KZEN
- Central City, Nebraska; United States;
- Broadcast area: Columbus, Grand Island
- Frequency: 100.3 MHz
- Branding: KZ 100

Programming
- Format: Country music
- Affiliations: ABC News Radio

Ownership
- Owner: Connoisseur Media; (Alpha 3E License, LLC);
- Sister stations: KJSK; KKOT; KLIR; KTTT;

History
- First air date: 1985

Technical information
- Licensing authority: FCC
- Facility ID: 50733
- Class: C
- ERP: 100,000 watts
- HAAT: 562 meters (1,844 ft)
- Transmitter coordinates: 41°32′28″N 97°40′26.2″W﻿ / ﻿41.54111°N 97.673944°W

Links
- Public license information: Public file; LMS;
- Webcast: www.alphamediaplayer.com/kz100
- Website: Listen live

= KZEN =

Radio station in Central City, Nebraska

KZEN (100.3 FM) is a radio station broadcasting a country music format. Licensed to Central City, Nebraska, United States, the station serves the Columbus and Grand Island areas. The station is owned by Connoisseur Media, through licensee Alpha 3E License, LLC, and features programming from ABC News Radio.

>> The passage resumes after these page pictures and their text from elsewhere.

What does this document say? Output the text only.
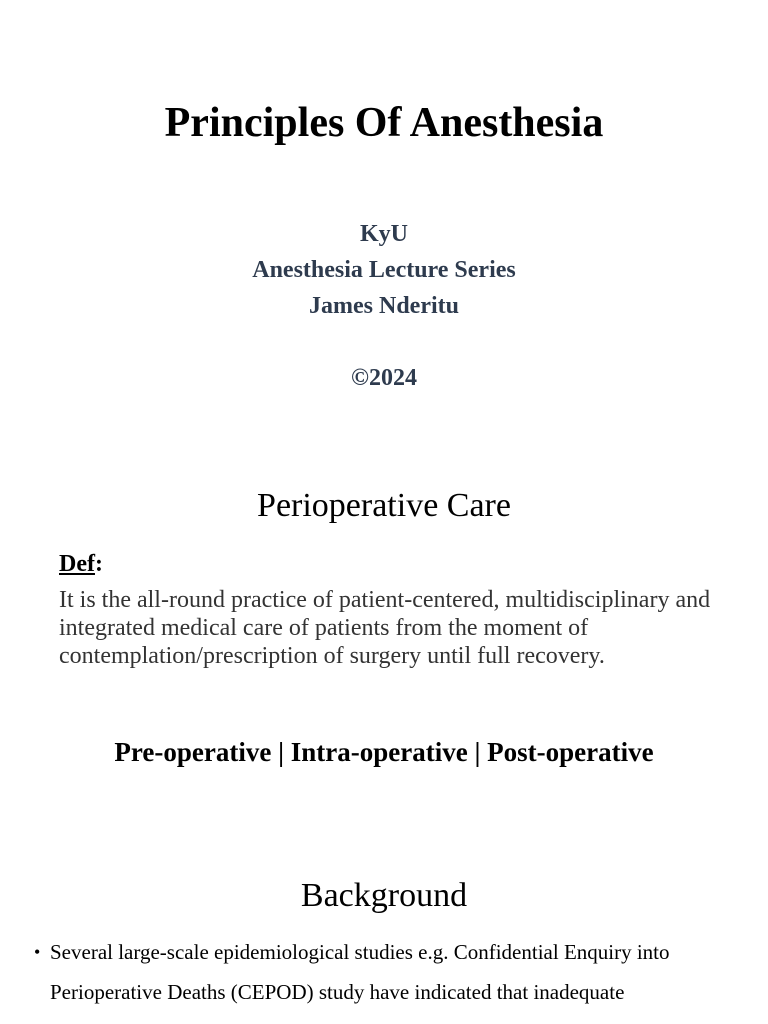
Principles Of Anesthesia
KyU
Anesthesia Lecture Series
James Nderitu
©2024
Perioperative Care
Def:

It is the all-round practice of patient-centered, multidisciplinary and integrated medical care of patients from the moment of contemplation/prescription of surgery until full recovery.

Pre-operative | Intra-operative | Post-operative
Background
• Several large-scale epidemiological studies e.g. Confidential Enquiry into Perioperative Deaths (CEPOD) study have indicated that inadequate
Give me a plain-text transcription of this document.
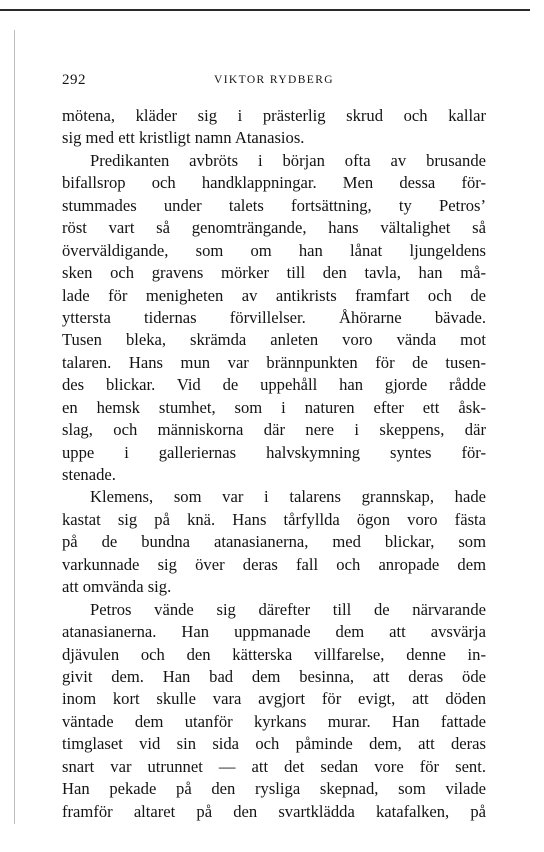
292	VIKTOR RYDBERG
mötena, kläder sig i prästerlig skrud och kallar
sig med ett kristligt namn Atanasios.
Predikanten avbröts i början ofta av brusande
bifallsrop och handklappningar. Men dessa för-
stummades under talets fortsättning, ty Petros’
röst vart så genomträngande, hans vältalighet så
överväldigande, som om han lånat ljungeldens
sken och gravens mörker till den tavla, han må-
lade för menigheten av antikrists framfart och de
yttersta tidernas förvillelser. Åhörarne bävade.
Tusen bleka, skrämda anleten voro vända mot
talaren. Hans mun var brännpunkten för de tusen-
des blickar. Vid de uppehåll han gjorde rådde
en hemsk stumhet, som i naturen efter ett åsk-
slag, och människorna där nere i skeppens, där
uppe i galleriernas halvskymning syntes för-
stenade.
Klemens, som var i talarens grannskap, hade
kastat sig på knä. Hans tårfyllda ögon voro fästa
på de bundna atanasianerna, med blickar, som
varkunnade sig över deras fall och anropade dem
att omvända sig.
Petros vände sig därefter till de närvarande
atanasianerna. Han uppmanade dem att avsvärja
djävulen och den kätterska villfarelse, denne in-
givit dem. Han bad dem besinna, att deras öde
inom kort skulle vara avgjort för evigt, att döden
väntade dem utanför kyrkans murar. Han fattade
timglaset vid sin sida och påminde dem, att deras
snart var utrunnet — att det sedan vore för sent.
Han pekade på den rysliga skepnad, som vilade
framför altaret på den svartklädda katafalken, på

KZEN first signed on the air in 1985 as a high-powered FM signal designed to bridge the gap between several central Nebraska markets. It was famously promoted in early trade publications as a "super radio station" due to its massive 100,000-watt signal and a transmitter tower standing over 1,800 feet tall. This technical setup allowed the station to cover a significantly larger geographical area than standard regional stations, reaching listeners from the edge of Omaha to the western reaches of the Tri-Cities (Grand Island, Kearney, and Hastings).

In 2008, KZEN was named a finalist for the National Association of Broadcasters (NAB) Crystal Radio Award, an honor reserved for stations demonstrating extraordinary year-round community service. Farm broadcaster Susan Littlefield was recognized as a finalist for the prestigious Marconi Radio Award for Small Market Personality of the Year in 2013, highlighting the station's standard for agricultural news delivery.

KZEN has historically operated as part of a cluster alongside sister stations KLIR, KJSK, and KTTT. For many years, these stations were owned by Three Eagles Communications before being sold to Digity in 2014, and subsequently to Alpha Media in 2016 as part of a major industry consolidation. Most recently, the station joined Connoisseur Media in 2025 following a merger with Alpha Media’s regional holdings. Today, KZEN airs programming from ABC News Radio and participates in local community events.